Podobnie jak w pierwszej rundzie w Lubinie (KSW wygrało 73:69) losy spotkania ważyły do ostatnich sekund. Pierwsza, beznadziejna kwarta w wykonaniu gospodarzy mocno utrudniła zadanie podopiecznym Andrzeja Radziwanowskiego. Po 10. minutach na tablicy wyników było 4:21, w drugiej odsłonie gospodarze zmniejszyli straty zaledwie o 5 "oczek" wygrywając tą część 15:10. Rezultat do przerwy 19:31 był adekwatny do obrazu gry na parkiecie.
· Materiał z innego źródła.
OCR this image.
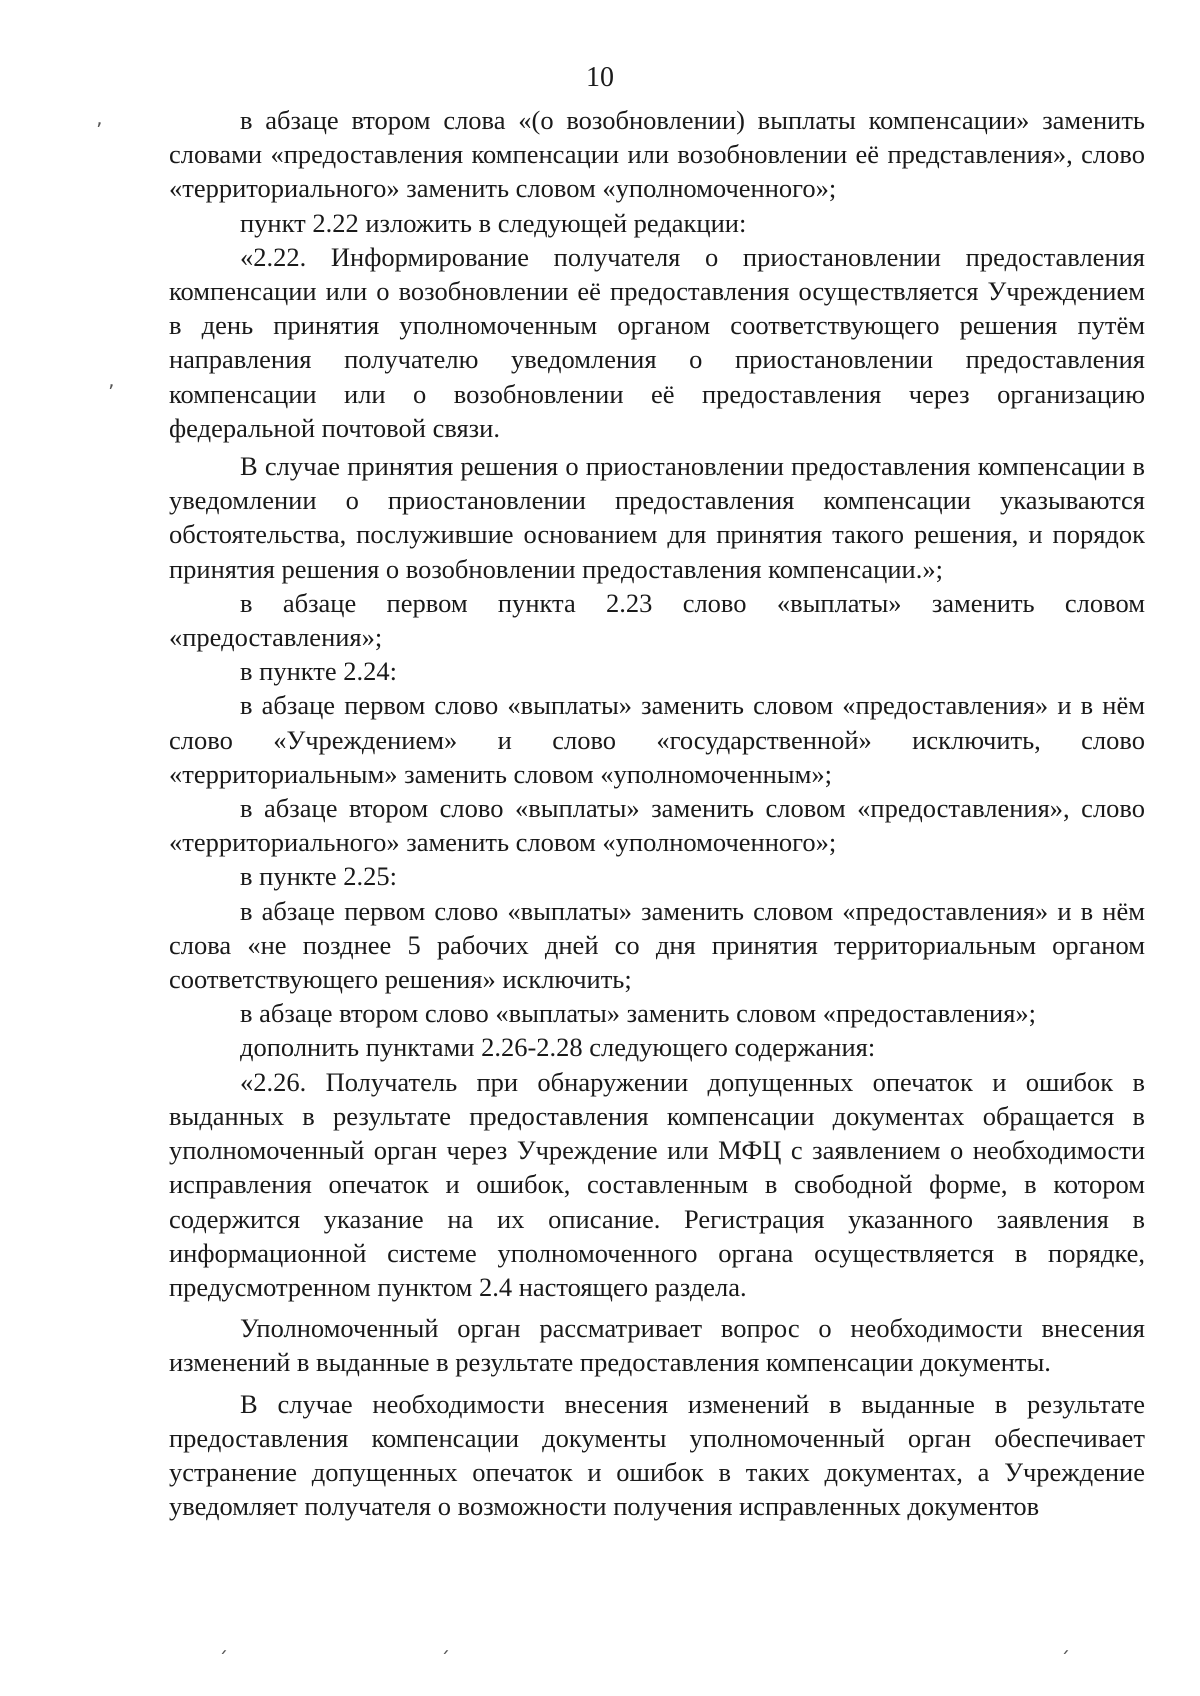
10

в абзаце втором слова «(о возобновлении) выплаты компенсации» заменить словами «предоставления компенсации или возобновлении её представления», слово «территориального» заменить словом «уполномоченного»;

пункт 2.22 изложить в следующей редакции:

«2.22. Информирование получателя о приостановлении предоставления компенсации или о возобновлении её предоставления осуществляется Учреждением в день принятия уполномоченным органом соответствующего решения путём направления получателю уведомления о приостановлении предоставления компенсации или о возобновлении её предоставления через организацию федеральной почтовой связи.

В случае принятия решения о приостановлении предоставления компенсации в уведомлении о приостановлении предоставления компенсации указываются обстоятельства, послужившие основанием для принятия такого решения, и порядок принятия решения о возобновлении предоставления компенсации.»;

в абзаце первом пункта 2.23 слово «выплаты» заменить словом «предоставления»;

в пункте 2.24:

в абзаце первом слово «выплаты» заменить словом «предоставления» и в нём слово «Учреждением» и слово «государственной» исключить, слово «территориальным» заменить словом «уполномоченным»;

в абзаце втором слово «выплаты» заменить словом «предоставления», слово «территориального» заменить словом «уполномоченного»;

в пункте 2.25:

в абзаце первом слово «выплаты» заменить словом «предоставления» и в нём слова «не позднее 5 рабочих дней со дня принятия территориальным органом соответствующего решения» исключить;

в абзаце втором слово «выплаты» заменить словом «предоставления»;

дополнить пунктами 2.26-2.28 следующего содержания:

«2.26. Получатель при обнаружении допущенных опечаток и ошибок в выданных в результате предоставления компенсации документах обращается в уполномоченный орган через Учреждение или МФЦ с заявлением о необходимости исправления опечаток и ошибок, составленным в свободной форме, в котором содержится указание на их описание. Регистрация указанного заявления в информационной системе уполномоченного органа осуществляется в порядке, предусмотренном пунктом 2.4 настоящего раздела.

Уполномоченный орган рассматривает вопрос о необходимости внесения изменений в выданные в результате предоставления компенсации документы.

В случае необходимости внесения изменений в выданные в результате предоставления компенсации документы уполномоченный орган обеспечивает устранение допущенных опечаток и ошибок в таких документах, а Учреждение уведомляет получателя о возможности получения исправленных документов

ʼ
ʼ
ˏ	ˏ	ˏ
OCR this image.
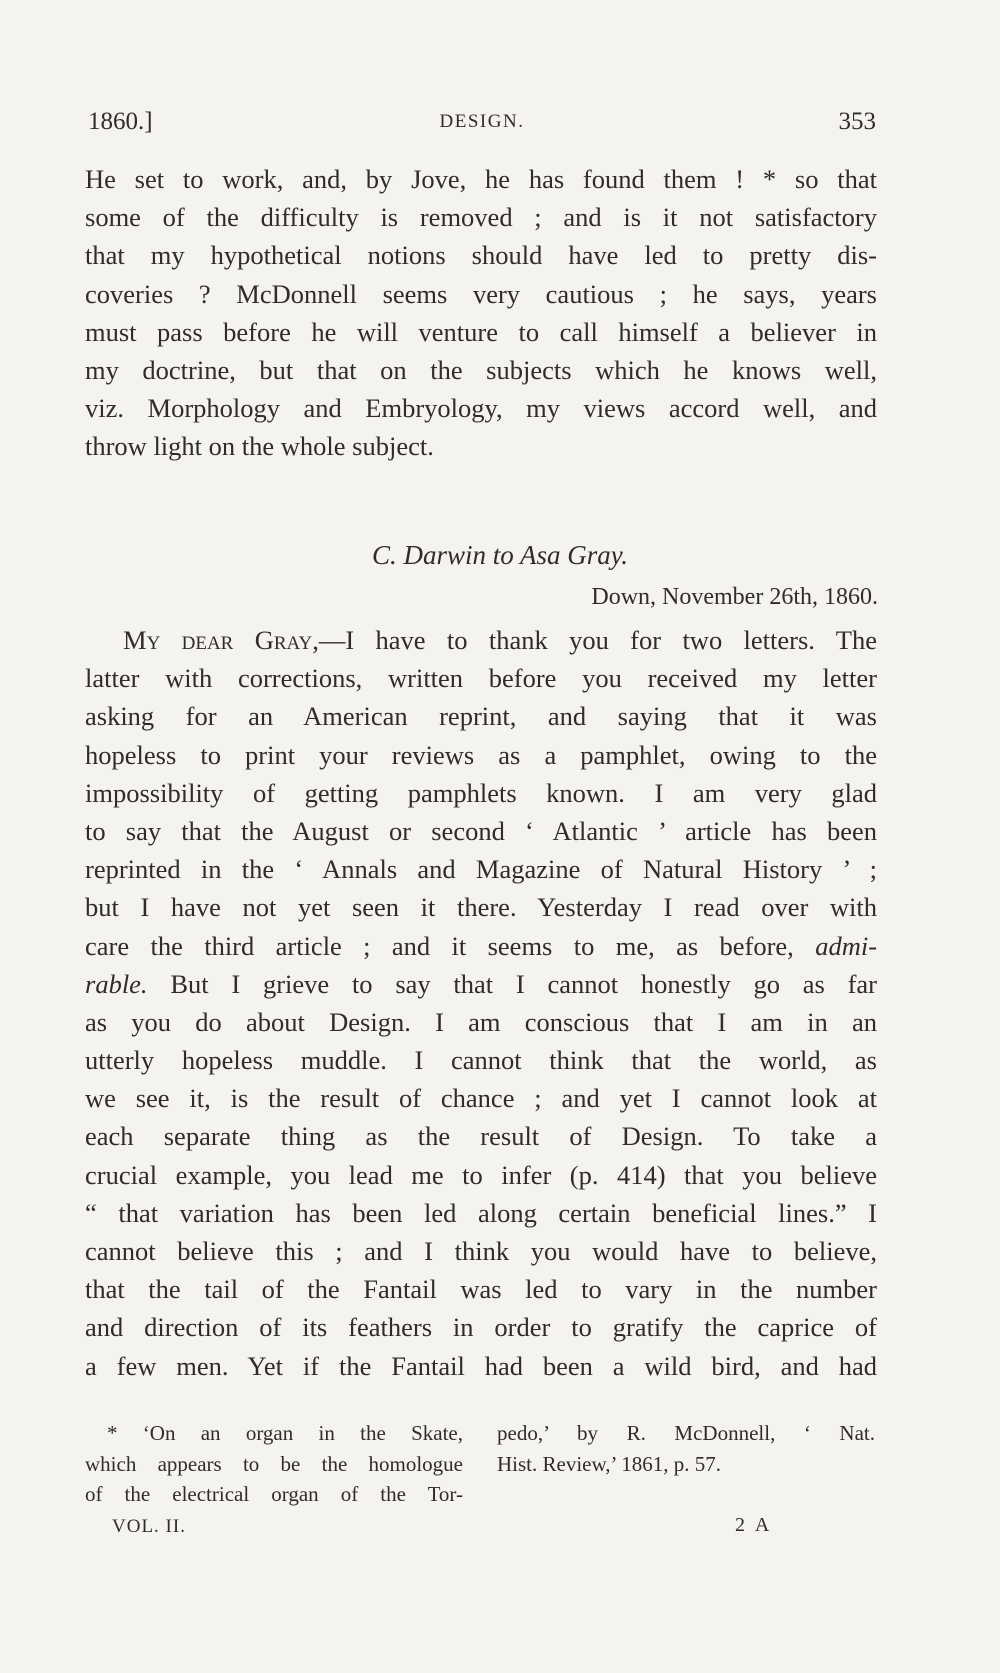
1860.]	DESIGN.	353
He set to work, and, by Jove, he has found them ! * so that
some of the difficulty is removed ; and is it not satisfactory
that my hypothetical notions should have led to pretty dis-
coveries ? McDonnell seems very cautious ; he says, years
must pass before he will venture to call himself a believer in
my doctrine, but that on the subjects which he knows well,
viz. Morphology and Embryology, my views accord well, and
throw light on the whole subject.
C. Darwin to Asa Gray.
Down, November 26th, 1860.
My dear Gray,—I have to thank you for two letters. The
latter with corrections, written before you received my letter
asking for an American reprint, and saying that it was
hopeless to print your reviews as a pamphlet, owing to the
impossibility of getting pamphlets known. I am very glad
to say that the August or second ‘ Atlantic ’ article has been
reprinted in the ‘ Annals and Magazine of Natural History ’ ;
but I have not yet seen it there. Yesterday I read over with
care the third article ; and it seems to me, as before, admi-
rable. But I grieve to say that I cannot honestly go as far
as you do about Design. I am conscious that I am in an
utterly hopeless muddle. I cannot think that the world, as
we see it, is the result of chance ; and yet I cannot look at
each separate thing as the result of Design. To take a
crucial example, you lead me to infer (p. 414) that you believe
“ that variation has been led along certain beneficial lines.” I
cannot believe this ; and I think you would have to believe,
that the tail of the Fantail was led to vary in the number
and direction of its feathers in order to gratify the caprice of
a few men. Yet if the Fantail had been a wild bird, and had
* ‘On an organ in the Skate,
which appears to be the homologue
of the electrical organ of the Tor-
pedo,’ by R. McDonnell, ‘ Nat.
Hist. Review,’ 1861, p. 57.
VOL. II.	2 A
Po zmianie stron Spartanie mozolnie odrabiali straty, poprawili skuteczność, ale w dalszym ciągu musieli gonić wynik. W decydującej kwarcie jeleniogórzanie doszli na 46:48, ale beniaminek z Lubina odskoczył na 48:55 i wydawało się, że jest po meczu... Ku zadowoleniu miejscowych kibiców Kiciński i Wojtek Rzeszowski popisali się w ciągu minuty dwoma celnymi trójkami (na 54:55), a w 40. minucie Spartakus wyrównał na 59:59.
Ostatnia akcja meczu zagotowała przyjezdnych, tuż przed końcową syreną Kiciński oddał rzut z dystansu, piłkę pod kosgzem przejął Wojciul i wykazując przytomność umysłu skierował ją do celu radując swoich kolegów z drużyny i fanów jeleniogórskiego basketu. Gracze z Lubina uważali, że były koszykarz Sudetów oddał rzut po dźwięku kończącym mecz, ale zapis wideo obejrzany w obecności sędziów dał odpowiedź zagotowanym gościom - to Spartakus rzutem na taśmę okazał się lepszy notując siódme zwycięstwo w sezonie.
KSW Spartakus Jelenia Góra - SMK Lubin 61:59 (4:21, 15:10, 23:15, 19:13)
KSW: Gniadzik 12, W.Rzeszowski 11, Kiciński 8, Jaszczur 8, M.Rzeszowski 7, Łabiak 7, Tokarewicz 6, Wojciul 2, Cichy.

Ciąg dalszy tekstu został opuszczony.